Despite my love of sciencey fiction, and my awareness of who H.P. Lovcraft was (mostly entirely through the b movies of the 80’s and 90’s), I hadn’t given much thought to Lovecraft growing up.
I ended up attending a Lovecraft filmfest and was confident that I could produce something more interesting (to me, if it wasn’t more interesting to that audience) based on his tropes.
A friend was interested in working on a project, a longer piece. While this project (The Ratking)was being worked on, The PDX HP LoveCraft Film Festival announced a 72 hour film race as part of the fest.
I was interested, and a friend convinced me to do this as live action, something I was fairly concerned about. I don’t tend to find live action pieces that compelling, and find there’s a lot of work(audio, lighting, location, actors) to meet a mediocre standard that audiences will neither care if done well, nor add much to the experience, but if done poorly will destroy the entire piece. In simpler terms, a lot of work for little result, and high potential of crap outcome.
The story was inspired by a manga I had read, but felt the ending didn’t go in a very interesting direction for me, and I added a bunch of other concepts I felt made the story more compelling. I wanted the story to be easily dividable into a series, like telling a joke for simplicity sake.
I also planned on it tying into the long piece, The Ratking, I was working on.
Originally only the ending was going to have any sfx/vfx.
It turned out I had a bit of time and was able to put together some shots to illustrate the dream sequences, which I felt broke up the monotony of the single shooting location and added some visual punch to the narration.

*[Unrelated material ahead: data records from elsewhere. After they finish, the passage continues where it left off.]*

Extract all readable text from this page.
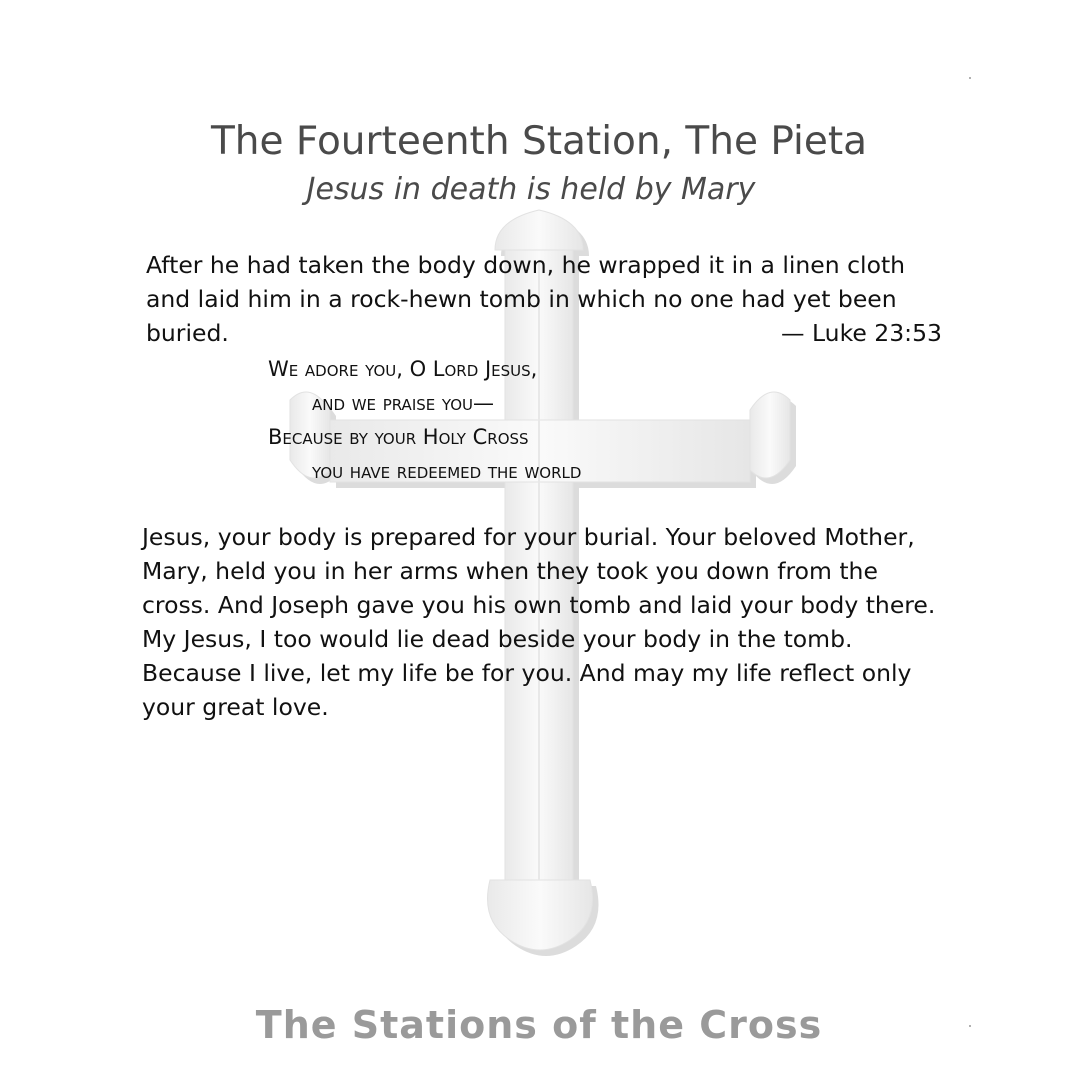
The Fourteenth Station, The Pieta
Jesus in death is held by Mary
After he had taken the body down, he wrapped it in a linen cloth and laid him in a rock-hewn tomb in which no one had yet been buried.	— Luke 23:53
We adore you, O Lord Jesus,
and we praise you—
Because by your Holy Cross
you have redeemed the world
Jesus, your body is prepared for your burial. Your beloved Mother, Mary, held you in her arms when they took you down from the cross. And Joseph gave you his own tomb and laid your body there. My Jesus, I too would lie dead beside your body in the tomb. Because I live, let my life be for you. And may my life reflect only your great love.
The Stations of the Cross
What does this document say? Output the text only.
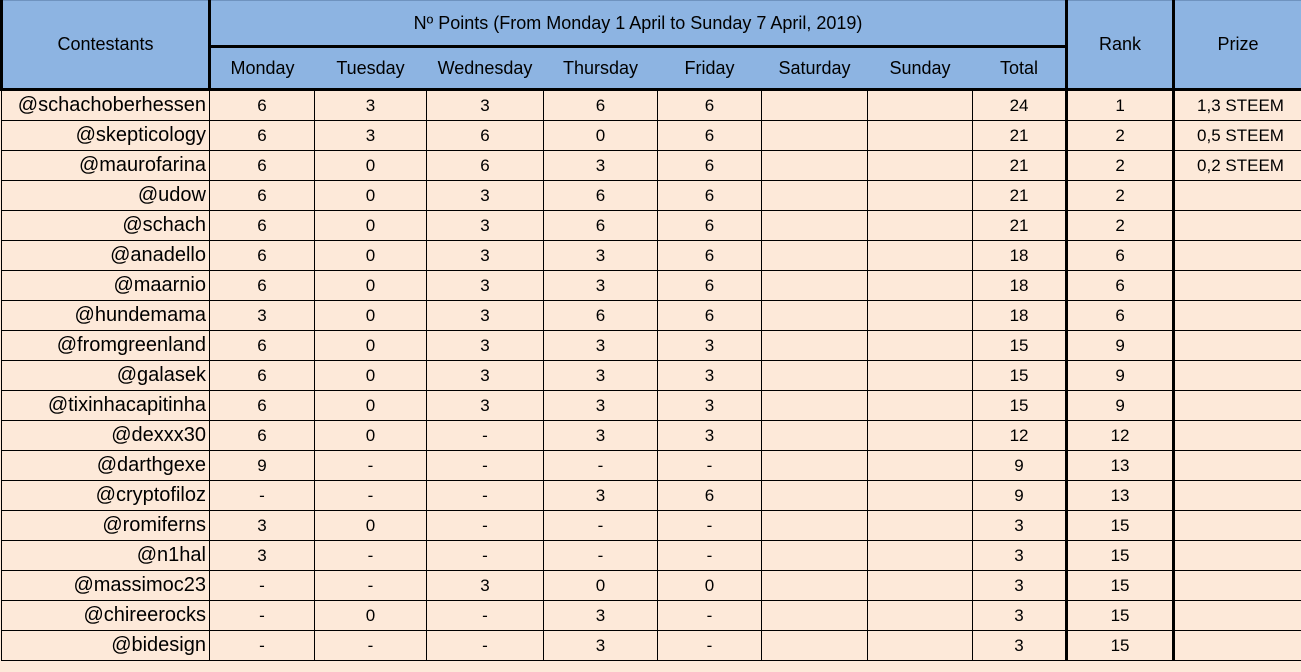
Contestants	Nº Points (From Monday 1 April to Sunday 7 April, 2019)								Rank	Prize
	Monday	Tuesday	Wednesday	Thursday	Friday	Saturday	Sunday	Total		
@schachoberhessen	6	3	3	6	6			24	1	1,3 STEEM
@skepticology	6	3	6	0	6			21	2	0,5 STEEM
@maurofarina	6	0	6	3	6			21	2	0,2 STEEM
@udow	6	0	3	6	6			21	2	
@schach	6	0	3	6	6			21	2	
@anadello	6	0	3	3	6			18	6	
@maarnio	6	0	3	3	6			18	6	
@hundemama	3	0	3	6	6			18	6	
@fromgreenland	6	0	3	3	3			15	9	
@galasek	6	0	3	3	3			15	9	
@tixinhacapitinha	6	0	3	3	3			15	9	
@dexxx30	6	0	-	3	3			12	12	
@darthgexe	9	-	-	-	-			9	13	
@cryptofiloz	-	-	-	3	6			9	13	
@romiferns	3	0	-	-	-			3	15	
@n1hal	3	-	-	-	-			3	15	
@massimoc23	-	-	3	0	0			3	15	
@chireerocks	-	0	-	3	-			3	15	
@bidesign	-	-	-	3	-			3	15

We had to include a chess piece, and I believe my friend hit on the idea of a background element of a chess game showing the mental state of the secondary character(i really liked this though I suspect it is mostly overlooked). Another friend came up with the ending state, I believe, with the white piece surrounded by black pieces. This was the most expensive element in the film as we had to buy several crappy chess sets to get all the pieces we needed for the shot.
Here is a slightly polished version of the finished film, that won (although I found out later it was also the only qualifying entry).
It has been shown at a few lovecraft themed festivals, which I’m pleased at considering it was produced over a weekend for a race and was my first true love action effort.